Reading back flatboard coordinates is a bit more involved this time, though barely so as we held along to that information all along.

  readPos Cube{cCube} p = fst (cCube Map.! p)
  readDir Cube{cCube} p d =
    let m = snd (cCube Map.! p)
    in fromMaybe (error "dir not found") .
       elemIndex d .
       map (m !*) .
       take 4 $
       iterate (turnRight . (undefined,)) (V2 0 1)

Ok, so we’re done, right?

Of course not. We still have to actually build such a cube. I’m using a DFS, tracking flat and 3D coordinates simultaneously along with the current basis transformation matrix to establish the matchings all over the surface.

buildCube :: Board -> Cube
buildCube cBoard = Cube{..} where
  cSide | bounds cBoard == (V2 1 1,V2 12 16) = 4
        | otherwise = 50
  p0 = startPos cBoard
  cp0 = CubePos (V3 0 0 0) (V3 0 0 1)
  m0 = V3 (V2 1 0)
          (V2 0 1)
          (V2 0 0)
  cCube = dfs (Map.singleton cp0 (p0,m0)) [(p0,(cp0,m0))]
  dfs !cl [] = cl
  dfs cl ((p,(cp,m)):q) = dfs cl' (q'++q) where
        cl' = foldl' (\cl0 (p',(cp',m')) -> Map.insert cp' (p',m') cl0) cl q'
        q' = filter ((`Map.notMember` cl) . fst . snd) $
             filter ((/= ' ') . (cBoard !) . fst) $
             filter (inRange (bounds cBoard) . fst) $
             map (advance3d cp m p) [V2 0 1,V2 1 0,V2 0 (-1),V2 (-1) 0]

The tricky math is left for that last function, advance3d. It’s a generalization of the advance method in the Monkey class, that doesn’t advance a single direction but instead an entire basis.

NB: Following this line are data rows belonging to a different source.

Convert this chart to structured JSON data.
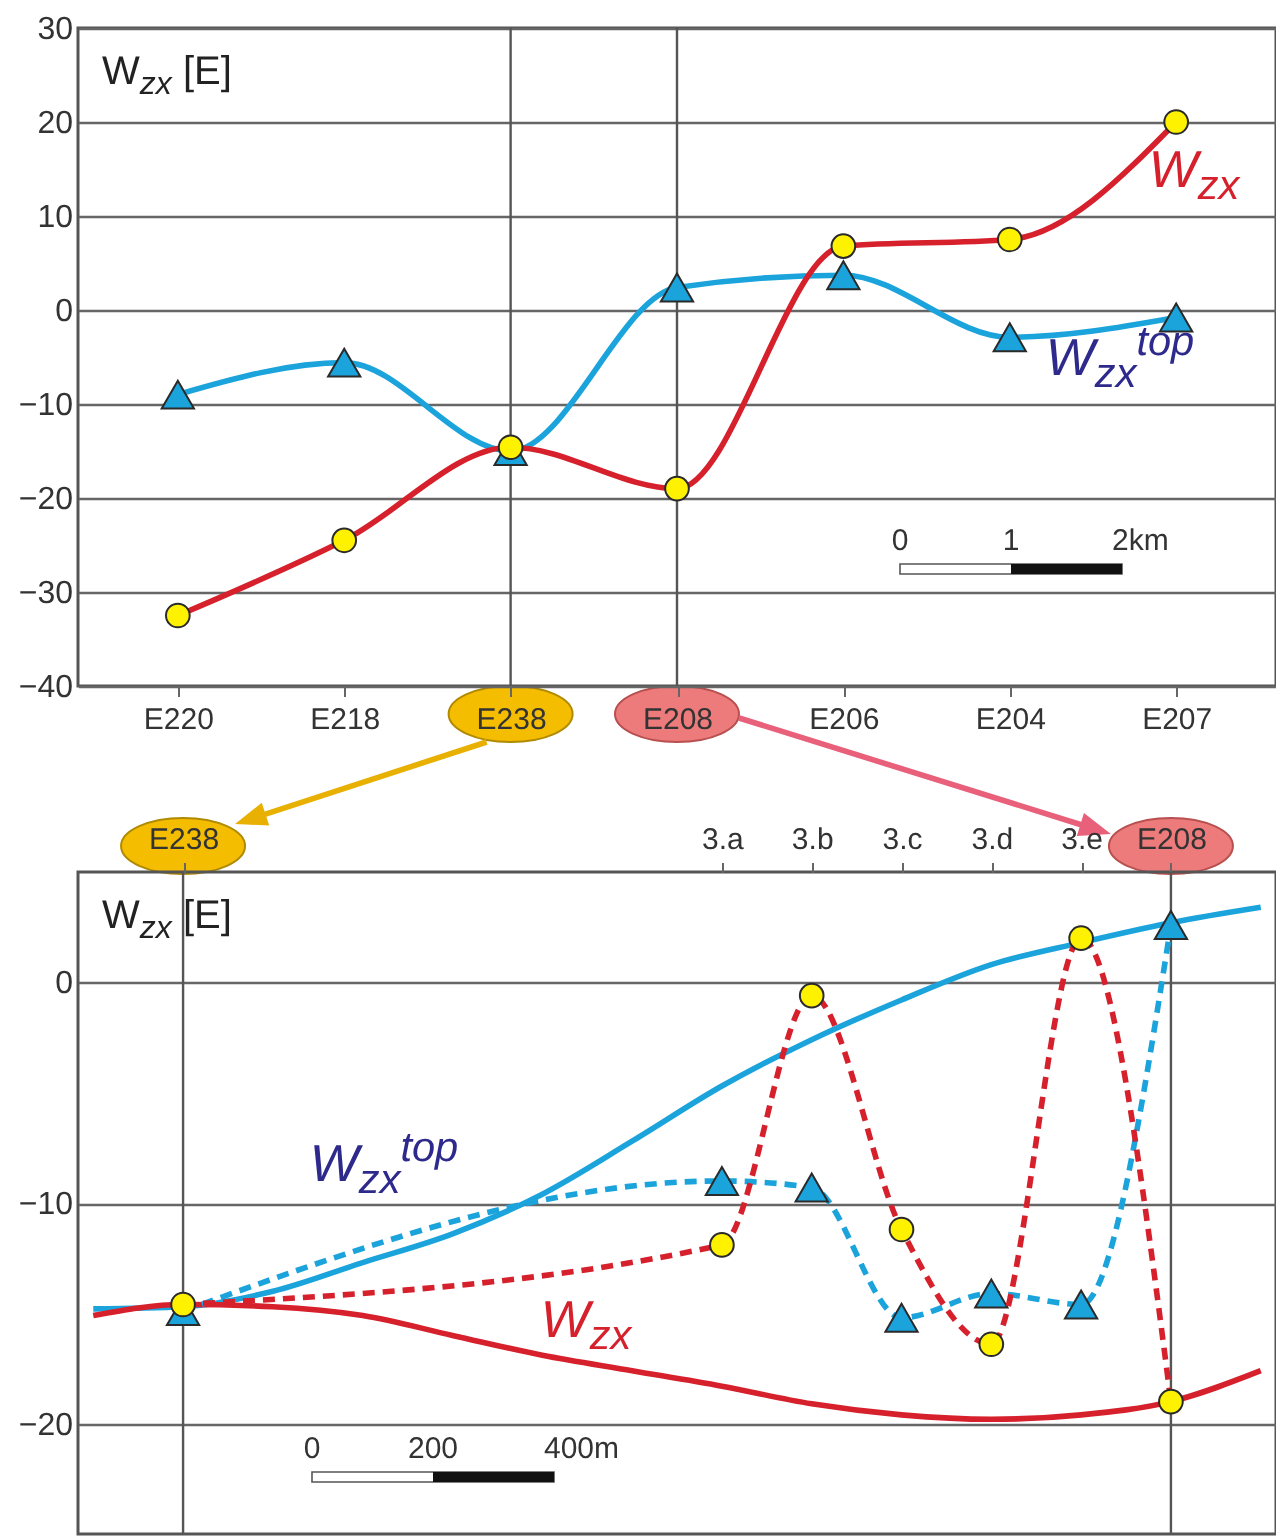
{
  "chart_data": [
    {
      "type": "line",
      "ylabel": "W$_{zx}$ [E]",
      "categories": [
        "E220",
        "E218",
        "E238",
        "E208",
        "E206",
        "E204",
        "E207"
      ],
      "ylim": [
        -40,
        30
      ],
      "yticks": [
        -40,
        -30,
        -20,
        -10,
        0,
        10,
        20,
        30
      ],
      "grid": "y",
      "series": [
        {
          "color": "#1ba3dc",
          "marker": "triangle",
          "values": [
            -9,
            -5.6,
            -15,
            2.4,
            3.7,
            -2.9,
            -0.8
          ]
        },
        {
          "color": "#d6202c",
          "marker": "circle",
          "colors": [
            "#fff200",
            "#fff200",
            "#fff200",
            "#fff200",
            "#fff200",
            "#fff200",
            "#fff200"
          ],
          "values": [
            -32.5,
            -24.5,
            -14.6,
            -19,
            6.8,
            7.5,
            20
          ]
        }
      ],
      "ref_lines": [
        {
          "axis": "x",
          "value": "E238",
          "color": "#555555"
        },
        {
          "axis": "x",
          "value": "E208",
          "color": "#555555"
        }
      ],
      "annotations": [
        "W$_{zx}$",
        "W$_{zx}$$^{top}$",
        "0",
        "1",
        "2km"
      ]
    },
    {
      "type": "line",
      "ylabel": "W$_{zx}$ [E]",
      "categories": [
        null,
        "E238",
        null,
        null,
        null,
        null,
        null,
        "3.a",
        "3.b",
        "3.c",
        "3.d",
        "3.e",
        "E208",
        null
      ],
      "ylim": [
        -25,
        5
      ],
      "yticks": [
        -20,
        -10,
        0
      ],
      "grid": "y",
      "series": [
        {
          "color": "#1ba3dc",
          "marker": "none",
          "line_style": "solid",
          "values": [
            -14.8,
            -14.7,
            -14.0,
            -12.7,
            -11.4,
            -9.6,
            -7.2,
            -4.7,
            -2.6,
            -0.8,
            0.8,
            1.8,
            2.7,
            3.4
          ]
        },
        {
          "color": "#d6202c",
          "marker": "none",
          "line_style": "solid",
          "values": [
            -15.1,
            -14.6,
            -14.7,
            -15.1,
            -16.0,
            -16.9,
            -17.6,
            -18.3,
            -19.1,
            -19.6,
            -19.8,
            -19.6,
            -19.0,
            -17.6
          ]
        },
        {
          "color": "#1ba3dc",
          "marker": "triangle",
          "line_style": "dashed",
          "x": [
            "E238",
            "3.a",
            "3.b",
            "3.c",
            "3.d",
            "3.e",
            "E208"
          ],
          "values": [
            -14.9,
            -9.0,
            -9.3,
            -15.2,
            -14.1,
            -14.6,
            2.6
          ]
        },
        {
          "color": "#d6202c",
          "marker": "circle",
          "line_style": "dashed",
          "x": [
            "E238",
            "3.a",
            "3.b",
            "3.c",
            "3.d",
            "3.e",
            "E208"
          ],
          "colors": [
            "#fff200",
            "#fff200",
            "#fff200",
            "#fff200",
            "#fff200",
            "#fff200",
            "#fff200"
          ],
          "values": [
            -14.6,
            -11.9,
            -0.6,
            -11.2,
            -16.4,
            2.0,
            -19.0
          ]
        }
      ],
      "ref_lines": [
        {
          "axis": "x",
          "value": "E238",
          "color": "#555555"
        },
        {
          "axis": "x",
          "value": "E208",
          "color": "#555555"
        }
      ],
      "annotations": [
        "W$_{zx}$$^{top}$",
        "W$_{zx}$",
        "0",
        "200",
        "400m"
      ]
    }
  ]
}
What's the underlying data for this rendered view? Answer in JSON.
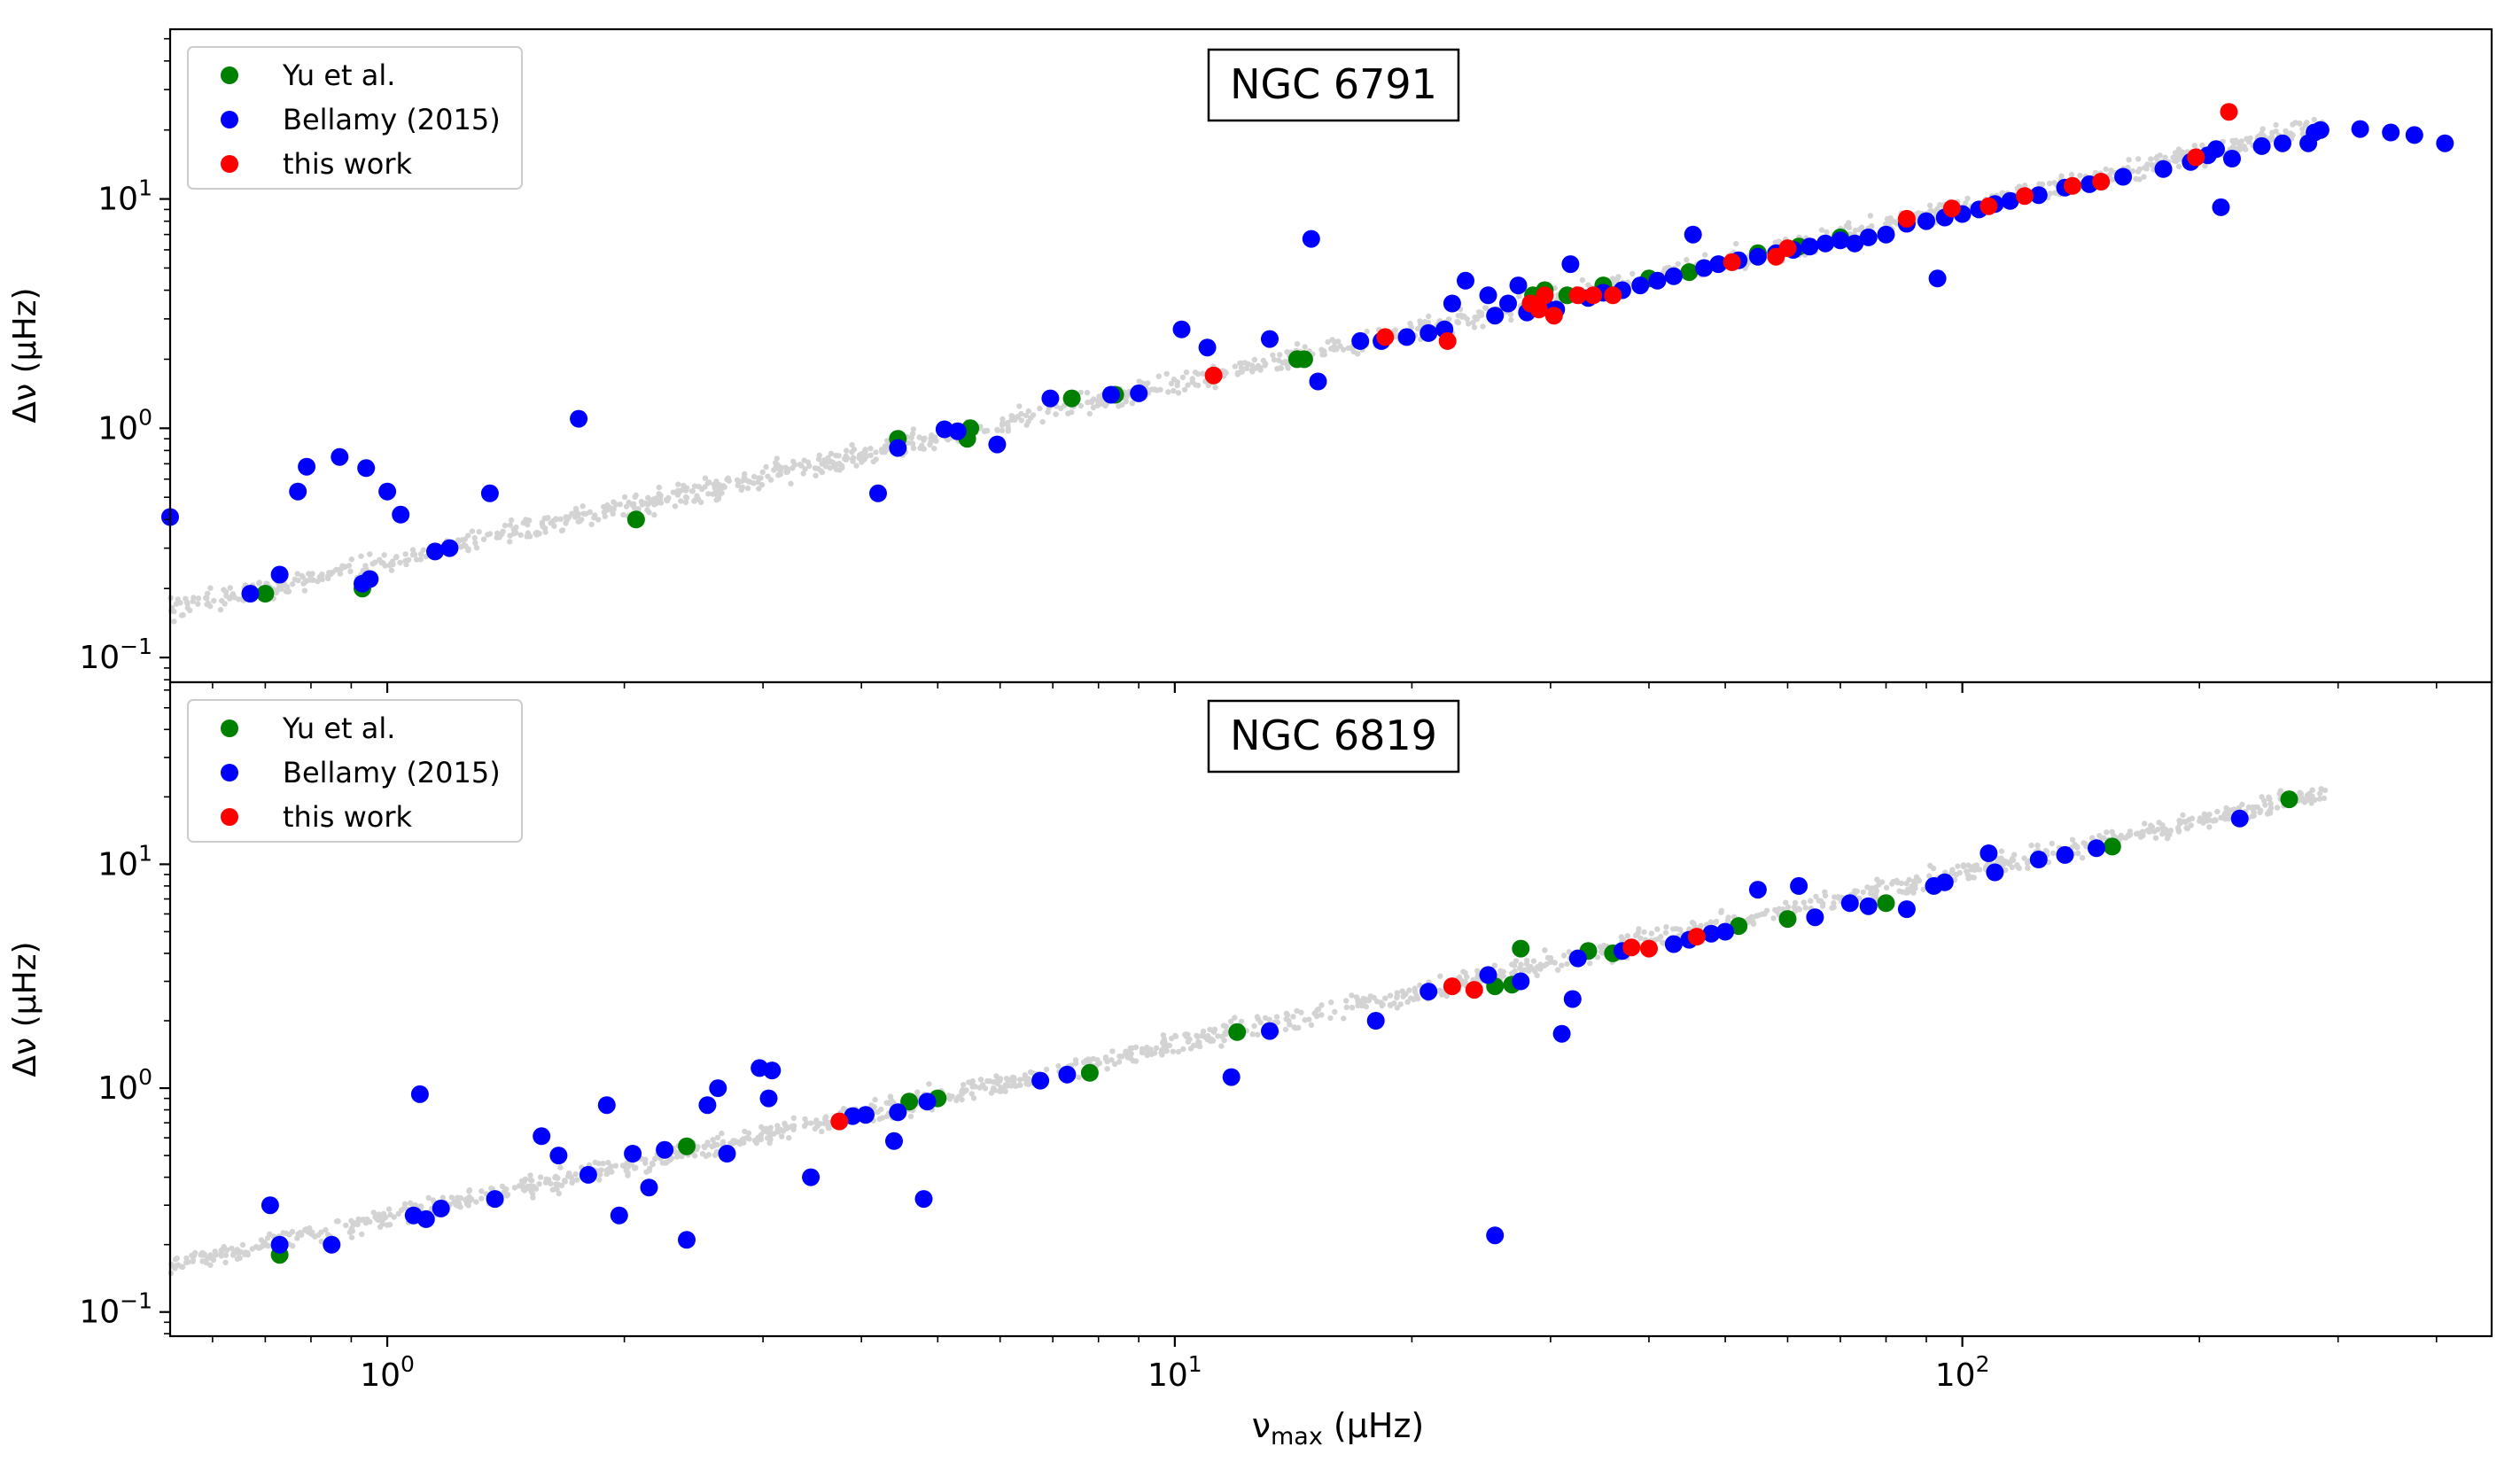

Reading guide: bp and bd stand for (flat) board position and direction. cpv and cpn are the CubePos vector and normal.

I’m computing the change using a rotation vector (rx,ry,rz) and a simplification of Rodrigues’ formula.

  advance3d :: CubePos -> M32 Int -> V2 Int -> V2 Int
            -> (V2 Int,(CubePos,M32 Int))
  advance3d (CubePos cpv cpn) m bp bd = (bp',(cp',m')) where
    bp' = bp + bd
    cd = m !* bd
    cpv' = cpv + cd
    (cp',m')
      | minimum cpv' >= 0 && maximum cpv' < cSide = (CubePos cpv' cpn,m)
      | otherwise = (CubePos cpv (rot !* cpn),rot !*! m) where
          V3 rx ry rz = cd `cross` cpn
          rot = V3 (V3    (abs rx) (negate rz)         ry )
                   (V3         rz     (abs ry) (negate rx))
                   (V3 (negate ry)         rx     (abs rz))

And now we’re all set.

part2 :: Board -> Path -> Int
part2 = solve . buildCube

A little wrapper to solve both parts.

main :: IO ()
main = do
  (board,path) <- parse <$> getContents
  print $ part1 board path
  print $ part2 board path

In a parallel reality where I’m not as rusty on the math, I’d probably have strived not to drag along both source coordinates and transformation matrix in every cube face position. Probably using homogeneous coordinates, possibly getting grumpy at the requirement to use a fractional type and opting for an affine matrix+vector combination instead.

The puzzle author expressing his checksum in terms of source coordinates has a large part in making this painful.

Oh well. It’s done now.

Hope you enjoyed it, see you tomorrow!